Vegetables, yarn, and yarns: all of my passions all in one place.

Sunday, January 17, 2010

A spaghetti squash experiment

I have been to heaven, and it's full of vegtable stalls. It's location: the Westside Market in Cleveland. My dear friend Veronica, newly moved to the Shaker area for the second time in her life, took me, along with her little sister Miranda. Our first stop: the main market area, where Veronica purchased a half-pound of golden raisins and I bought a half-pound of Israeli Couscous (I'm sure a blog will soon be forthcoming).

Then, it was on to the veggie tent. Farmers greeted us in carnival bark fashion. Taste my melons! Romaine lettuce only 50 cents! Blood oranges here! The first stall had by far the best prices, including the romaine lettuce deal. I got a bag and so did Veronica. Also the $1 a pound vine tomatoes and the 50 cent red peppers and the 35 cent bag of organic carrots and a $1 a pound spaghetti squash. While, we did walk the length of the tent, I didn't buy anything else, though I admired the view of colors arranged up and down the sides, the oranges and mushrooms and melons and root veggies and leafy greens. Everyone was assembled to love and life vegetables. The third stop: a little coffee shop/bar that had irish coffee $5 for a rather large cup. By the time we were ready to leave, Veronica was fairly shnockered off her one cup o' bailey's-infused Joe.

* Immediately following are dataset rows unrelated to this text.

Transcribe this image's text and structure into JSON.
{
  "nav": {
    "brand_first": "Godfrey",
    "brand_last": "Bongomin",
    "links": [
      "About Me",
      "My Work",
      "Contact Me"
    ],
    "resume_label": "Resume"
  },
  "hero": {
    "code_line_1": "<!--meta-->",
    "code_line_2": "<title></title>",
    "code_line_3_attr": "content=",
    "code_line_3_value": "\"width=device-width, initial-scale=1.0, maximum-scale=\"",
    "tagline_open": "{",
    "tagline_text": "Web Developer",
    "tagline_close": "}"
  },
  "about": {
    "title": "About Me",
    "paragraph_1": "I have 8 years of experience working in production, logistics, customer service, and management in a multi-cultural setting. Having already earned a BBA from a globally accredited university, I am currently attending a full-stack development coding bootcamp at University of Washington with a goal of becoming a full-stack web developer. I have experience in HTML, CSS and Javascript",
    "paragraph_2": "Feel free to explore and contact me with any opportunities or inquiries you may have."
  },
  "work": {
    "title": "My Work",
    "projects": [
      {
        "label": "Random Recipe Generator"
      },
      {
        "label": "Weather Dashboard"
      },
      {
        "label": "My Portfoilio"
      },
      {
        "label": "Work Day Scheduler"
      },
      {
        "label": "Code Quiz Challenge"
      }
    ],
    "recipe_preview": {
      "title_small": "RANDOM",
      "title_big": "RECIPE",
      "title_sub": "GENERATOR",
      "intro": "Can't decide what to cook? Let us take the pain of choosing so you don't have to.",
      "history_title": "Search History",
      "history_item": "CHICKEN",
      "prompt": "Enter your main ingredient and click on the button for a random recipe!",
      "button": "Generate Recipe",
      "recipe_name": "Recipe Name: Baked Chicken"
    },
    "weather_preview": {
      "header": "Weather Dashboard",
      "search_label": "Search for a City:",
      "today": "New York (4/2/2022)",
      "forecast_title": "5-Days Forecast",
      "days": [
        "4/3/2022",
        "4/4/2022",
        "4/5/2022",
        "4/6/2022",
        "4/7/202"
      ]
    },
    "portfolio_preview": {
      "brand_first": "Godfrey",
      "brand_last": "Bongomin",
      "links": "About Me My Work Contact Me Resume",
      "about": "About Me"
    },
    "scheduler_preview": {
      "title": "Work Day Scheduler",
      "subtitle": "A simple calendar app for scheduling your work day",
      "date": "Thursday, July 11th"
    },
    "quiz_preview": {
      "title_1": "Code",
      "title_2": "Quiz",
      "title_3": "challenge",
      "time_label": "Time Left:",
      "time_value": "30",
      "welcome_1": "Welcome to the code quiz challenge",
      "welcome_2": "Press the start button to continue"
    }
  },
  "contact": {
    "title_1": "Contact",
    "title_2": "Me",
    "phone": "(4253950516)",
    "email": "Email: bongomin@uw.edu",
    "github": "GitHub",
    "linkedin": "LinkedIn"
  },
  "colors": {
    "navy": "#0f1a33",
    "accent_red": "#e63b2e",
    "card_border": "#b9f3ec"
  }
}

With Veronica's finds, we feasted on Romaine salad with honey crisp apples (also purchased at the market) and golden raisins with a drizzle of olive oil. With my Spaghetti Squash buy, I made decided to make a casserole recipe I found on the net, oddly entitled Spaghetti Squash Casserole, begotten from the Moosewood Cookbook.

What you need:
1 8-inch spaghetti squash
1 cup chopped onion
2 medium cloves crushed garlic
2 fresh tomatoes (medium- sized)
1/2 lb. fresh, sliced mushrooms
1/2 tsp. oregano
Salt and pepper
1 cup cottage or ricotta cheese (I used cottage as I'm not a fan of the ricotta texture)
1 cup grated mozzarella
1/4 cup freshly-chopped parsley
1 tsp. basil
Dash of thyme
1 cup fine bread crumbs
Parmesan for the top
Butter for sauté

Art cut the squash in half for me, while I wiped olive oil margarine on a baking sheet. Then I took out the seeds and tangly string attachments with an ice cream scoop and plopped the halves insides-down on the pan, side by side like hard yellow butt cheeks, and put it in the oven, preheated to 375. Within moments, the butter began to hiss from the heat. I closed the oven door and went to the living room to watch Coraline, rented from the library, for the 45 minutes until the squash was tender enough for a fork to go through the outer shell with ease.

Midway through Coraline, I attended to my cooked squash, leaving it to cool, while I began prep on the rest of the ingredients. I got out everything I needed, but I was none too happy about missing the movie Garet was in no mood to pause. Happily, Art took over, Sauteing the mushrooms in olive oil instead of butter with the garlic and a can of Aldi's mushrooms (the fresh ones just weren't on sale), salt, pepper, and 1 tsp of Italian seasoning, which includes thyme and oregano. When the veggies were tender, I came in to dump a can of tomtatoes (next time I'd use more) into the skillet. When the liquid lessened adequately, Art put everything in a casserole dish (including the parsley), topping with the parmesan, and put it in the oven. By the 40 minute sounding of the timer, my mouth was watering from the Italian aroma wafting out of the oven.

It smelled like baked spaghetti, only sweeter, which is pretty much exactly what it tasted like. All the flavor of spaghetti without the extra carbs, so I enthusiastically added a buttered slice of pumpernickel to go with it. Even Art was delighted by this one, and Garet, well, that was a struggle, but not because he didn't want to try the squash. He was fooled enough that he thought it was just a different sort of noodle. He just doesn't like his pasta noodles outside of the regular shapes he's accustomed too. But once he did eat it, he seemed to like it, at least in comparison to say... something overtly veggie-filled.